Among the college students surveyed, “Men are more likely than women to feel confident in their money management skills, but women were more likely to answer the ‘how credit works’ questions correctly.”
They also found that “men are more likely than women to have a credit card (60% and 53%, respectively), and to carry a higher average balance.”
Why Does It Matter?
Truthfully, many companies have spent considerable time and effort looking at the differences between how men and women handle credit, but is that what really matters?
Maybe it’s because I’m a parent of boy/girl twins, but in my opinion, it’s not the differences that matter but what we’re doing as a society to close any reported gaps.
When I look at the differences between men and women when it comes to credit scores, debt carried and money confidence, what I see is an opportunity to spread more financial literacy.
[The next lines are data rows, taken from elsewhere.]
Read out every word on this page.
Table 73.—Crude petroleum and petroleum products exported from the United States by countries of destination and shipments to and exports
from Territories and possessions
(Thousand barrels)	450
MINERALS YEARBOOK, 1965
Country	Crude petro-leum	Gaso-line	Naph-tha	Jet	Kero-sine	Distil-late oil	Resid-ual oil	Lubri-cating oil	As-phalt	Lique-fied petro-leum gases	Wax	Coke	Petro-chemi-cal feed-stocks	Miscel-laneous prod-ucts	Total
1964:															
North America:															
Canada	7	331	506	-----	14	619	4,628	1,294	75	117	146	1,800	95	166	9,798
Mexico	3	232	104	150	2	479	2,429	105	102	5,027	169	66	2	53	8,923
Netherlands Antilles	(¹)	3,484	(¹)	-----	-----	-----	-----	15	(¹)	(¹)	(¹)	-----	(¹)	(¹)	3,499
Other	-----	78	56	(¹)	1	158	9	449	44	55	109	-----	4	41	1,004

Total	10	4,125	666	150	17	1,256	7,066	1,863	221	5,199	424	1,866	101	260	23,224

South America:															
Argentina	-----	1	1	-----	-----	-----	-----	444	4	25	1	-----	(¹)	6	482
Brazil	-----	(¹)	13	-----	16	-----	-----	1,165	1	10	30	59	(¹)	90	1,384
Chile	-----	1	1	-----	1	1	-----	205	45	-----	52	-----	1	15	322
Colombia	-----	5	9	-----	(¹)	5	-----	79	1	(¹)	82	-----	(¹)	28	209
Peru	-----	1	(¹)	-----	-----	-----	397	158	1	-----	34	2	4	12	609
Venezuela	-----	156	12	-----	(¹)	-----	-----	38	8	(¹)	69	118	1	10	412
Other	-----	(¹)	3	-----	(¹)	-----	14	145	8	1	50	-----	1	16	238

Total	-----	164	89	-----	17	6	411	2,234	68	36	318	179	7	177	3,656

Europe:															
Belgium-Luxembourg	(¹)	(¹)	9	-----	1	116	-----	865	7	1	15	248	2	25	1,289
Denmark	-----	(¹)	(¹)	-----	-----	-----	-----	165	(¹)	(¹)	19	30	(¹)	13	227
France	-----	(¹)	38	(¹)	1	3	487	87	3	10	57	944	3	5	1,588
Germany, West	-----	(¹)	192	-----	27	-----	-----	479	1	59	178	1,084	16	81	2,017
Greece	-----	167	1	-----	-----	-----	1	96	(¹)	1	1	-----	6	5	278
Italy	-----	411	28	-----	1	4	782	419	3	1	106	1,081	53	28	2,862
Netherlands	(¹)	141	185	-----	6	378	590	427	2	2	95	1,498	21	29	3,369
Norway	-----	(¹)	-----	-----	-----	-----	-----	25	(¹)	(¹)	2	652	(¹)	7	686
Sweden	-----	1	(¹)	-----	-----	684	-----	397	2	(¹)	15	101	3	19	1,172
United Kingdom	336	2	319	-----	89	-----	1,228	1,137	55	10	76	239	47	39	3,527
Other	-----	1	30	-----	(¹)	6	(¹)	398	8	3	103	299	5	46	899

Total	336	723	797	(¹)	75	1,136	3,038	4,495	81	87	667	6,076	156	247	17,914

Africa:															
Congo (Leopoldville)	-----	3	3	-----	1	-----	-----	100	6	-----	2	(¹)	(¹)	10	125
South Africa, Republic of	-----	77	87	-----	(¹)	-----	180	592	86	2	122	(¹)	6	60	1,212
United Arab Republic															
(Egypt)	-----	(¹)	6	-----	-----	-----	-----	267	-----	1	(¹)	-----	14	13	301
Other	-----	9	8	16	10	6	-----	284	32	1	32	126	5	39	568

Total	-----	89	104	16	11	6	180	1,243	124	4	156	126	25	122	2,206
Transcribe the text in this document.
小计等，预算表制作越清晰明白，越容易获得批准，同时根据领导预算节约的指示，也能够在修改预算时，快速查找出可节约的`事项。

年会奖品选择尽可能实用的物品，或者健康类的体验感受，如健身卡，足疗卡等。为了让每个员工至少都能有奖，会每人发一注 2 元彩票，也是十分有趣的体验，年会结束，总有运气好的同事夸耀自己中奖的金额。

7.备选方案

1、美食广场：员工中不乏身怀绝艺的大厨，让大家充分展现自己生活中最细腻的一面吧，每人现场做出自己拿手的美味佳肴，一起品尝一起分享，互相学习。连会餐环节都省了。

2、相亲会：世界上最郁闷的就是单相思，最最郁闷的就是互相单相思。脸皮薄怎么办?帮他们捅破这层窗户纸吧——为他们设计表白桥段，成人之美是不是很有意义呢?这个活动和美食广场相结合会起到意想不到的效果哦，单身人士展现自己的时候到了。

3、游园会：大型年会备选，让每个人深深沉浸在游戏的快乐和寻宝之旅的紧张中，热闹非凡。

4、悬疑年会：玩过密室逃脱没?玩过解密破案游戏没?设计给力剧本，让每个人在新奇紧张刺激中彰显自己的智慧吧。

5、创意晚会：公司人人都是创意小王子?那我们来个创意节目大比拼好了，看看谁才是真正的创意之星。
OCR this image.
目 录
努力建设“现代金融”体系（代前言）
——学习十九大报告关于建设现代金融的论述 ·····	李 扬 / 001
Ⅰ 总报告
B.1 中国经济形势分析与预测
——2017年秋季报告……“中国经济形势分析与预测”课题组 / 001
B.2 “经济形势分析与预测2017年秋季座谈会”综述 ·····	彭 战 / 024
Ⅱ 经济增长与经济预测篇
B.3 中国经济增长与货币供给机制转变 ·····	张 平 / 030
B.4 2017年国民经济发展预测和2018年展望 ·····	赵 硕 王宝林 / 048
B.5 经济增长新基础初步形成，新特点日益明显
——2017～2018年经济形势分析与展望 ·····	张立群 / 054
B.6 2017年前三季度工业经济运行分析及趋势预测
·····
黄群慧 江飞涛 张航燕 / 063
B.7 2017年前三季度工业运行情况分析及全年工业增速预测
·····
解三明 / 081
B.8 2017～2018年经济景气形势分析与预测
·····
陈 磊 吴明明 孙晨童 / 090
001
An article by Finra showed that the financial literacy gap is narrowing between men and women, and that’s good news! The more accurate information we can spread about credit to everyone, the better.
Financial literacy is something that can begin at a young age. Your credit history can start when you’re a teenager. Plus, most college students will be managing money on their own for the first time when they get to school.
Ultimately, you can improve your financial literacy when it comes to your credit. It doesn’t matter whether you’re male or female or what age you are. All that matters is that you take the time to learn how to improve and maintain your own credit score so that you can achieve some of your biggest financial goals.